| Article ID | Journal | Published Year | Pages | File Type |
|---|---|---|---|---|
| 762216 | Computers & Fluids | 2012 | 7 Pages |
In this paper, we study the performance of some finite volume schemes for linear shallow water equations on a rotating frame. It is shown here that some well-known upwind schemes, which perform well for gravity waves, lead to a high level of damping or numerical oscillation for Rossby waves. We present a modified five-point upwind finite volume scheme which leads to a low level of numerical diffusion and oscillation for Rossby waves. The method uses a high-order upwind method for the calculation of the numerical flux and a fourth-order Adams method for time integration of the equations and is considerably more efficient than the fourth-order Runge–Kutta method that is usually used for temporal integration of shallow water equations in the presence of the Coriolis term. In the method proposed here, the Coriolis term is treated analytically in two stages: before and after calculation of computational fluxes.
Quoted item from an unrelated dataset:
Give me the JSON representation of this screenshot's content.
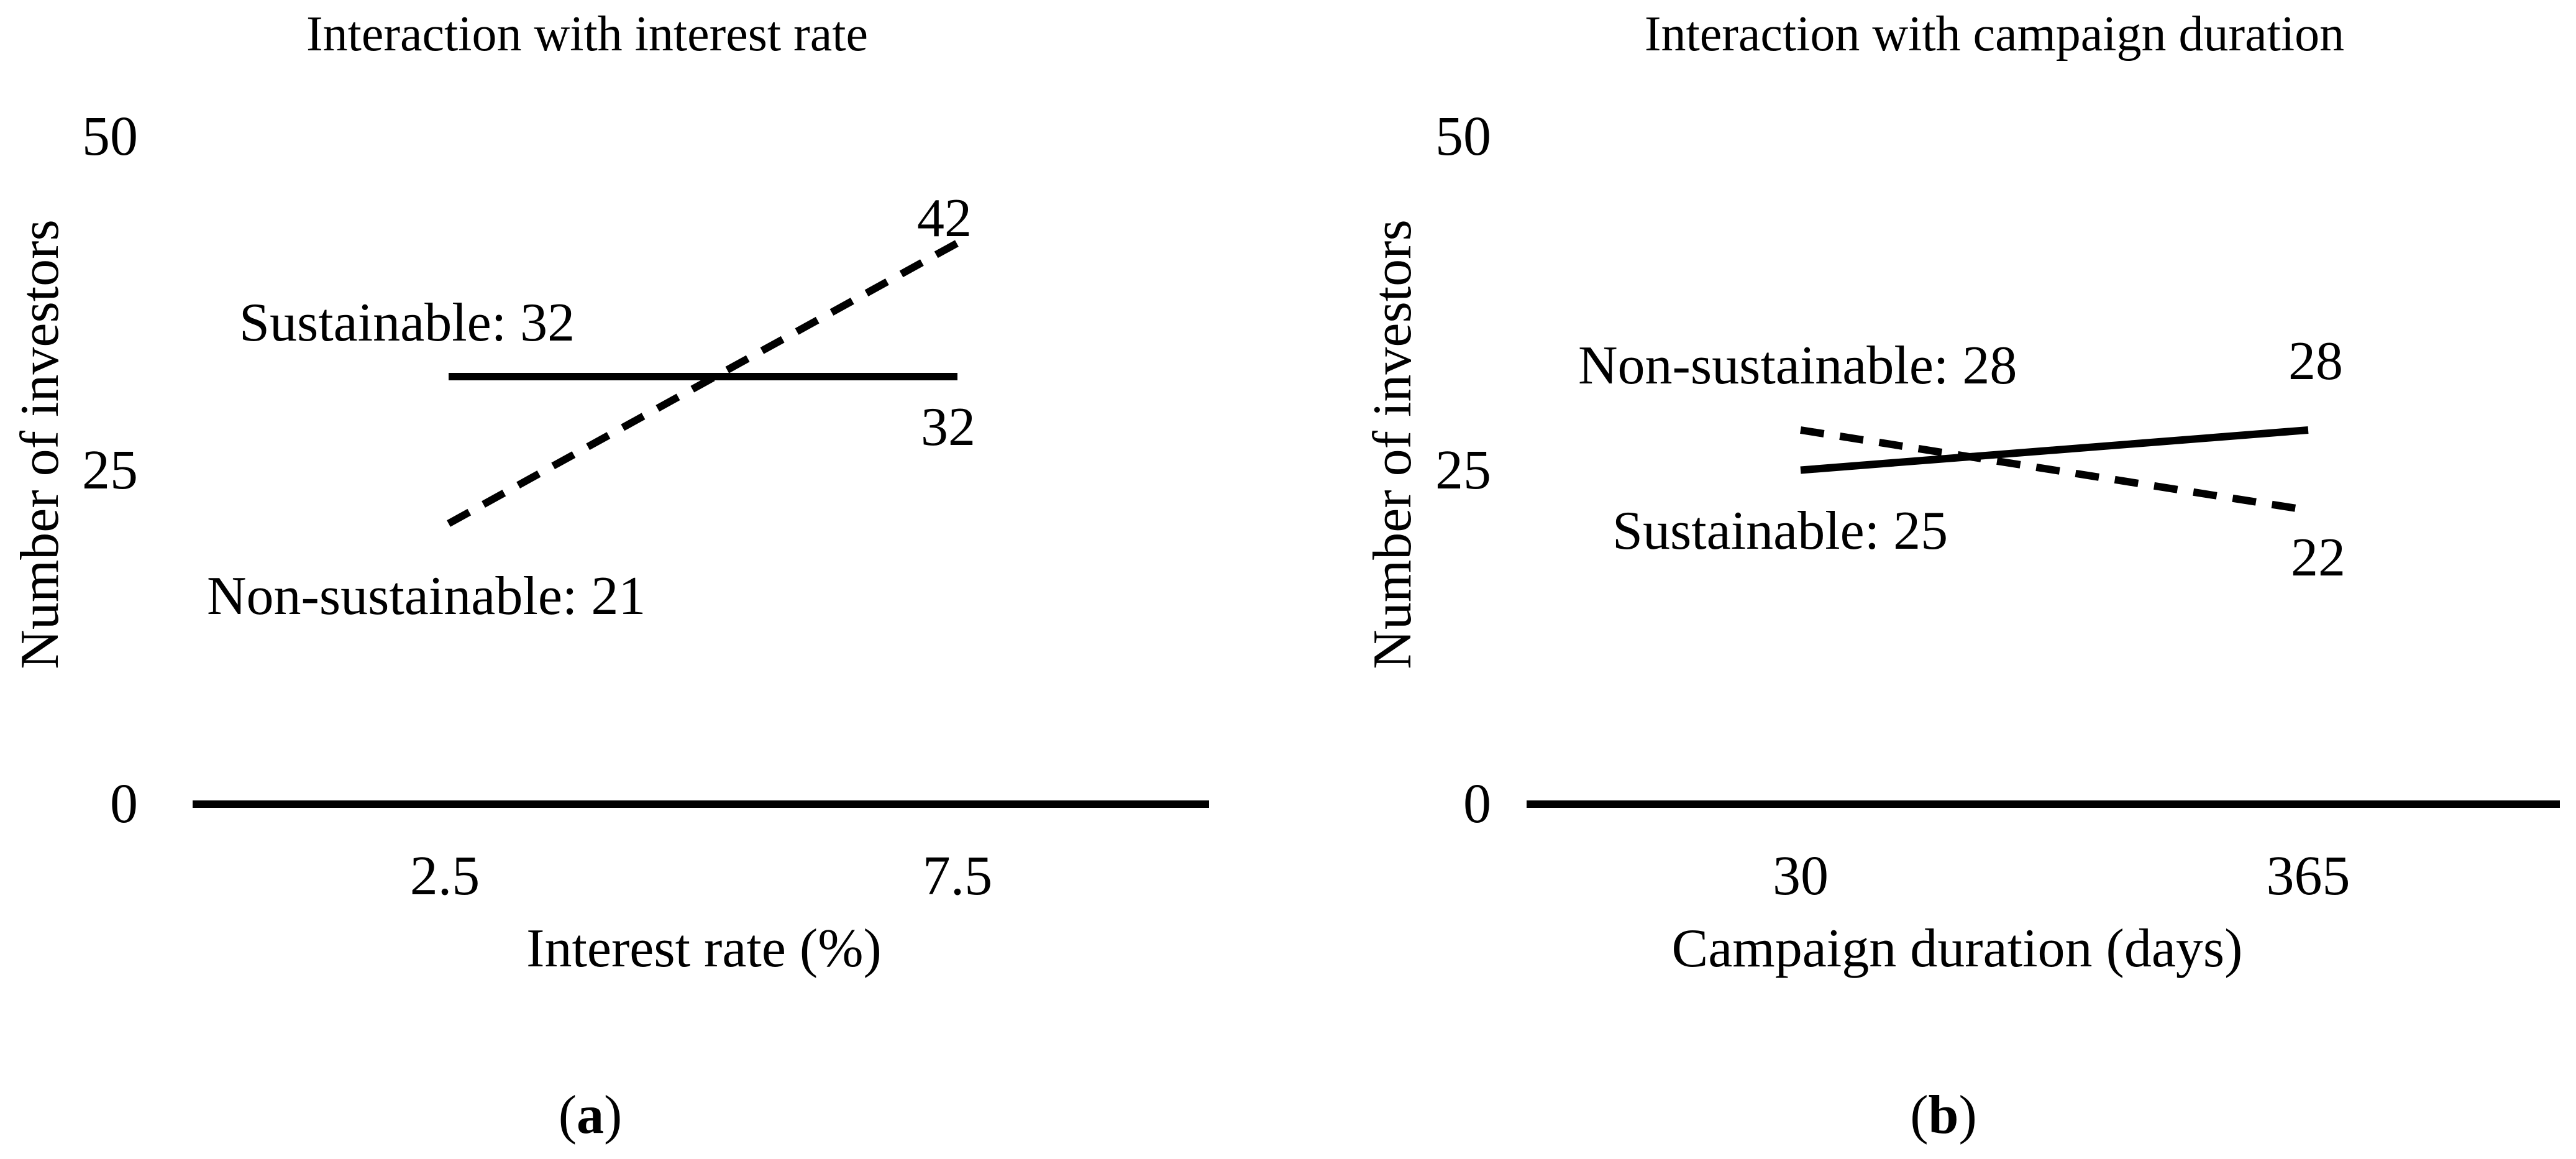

It is shown that the energy dissipation of the proposed method is considerably less than other upwind methods that are widely used, such as the third-order upwind method.
► Standard upwind schemes fail to accurately simulate large scale oceanic waves. ► The proposed method leads to a considerable improvement of energy conservation. ► The proposed method works well both for gravity and Rossby waves. ► Fourth order Adams method is an accurate and efficient choice for SW equations ► A fifth order upwind scheme is proposed.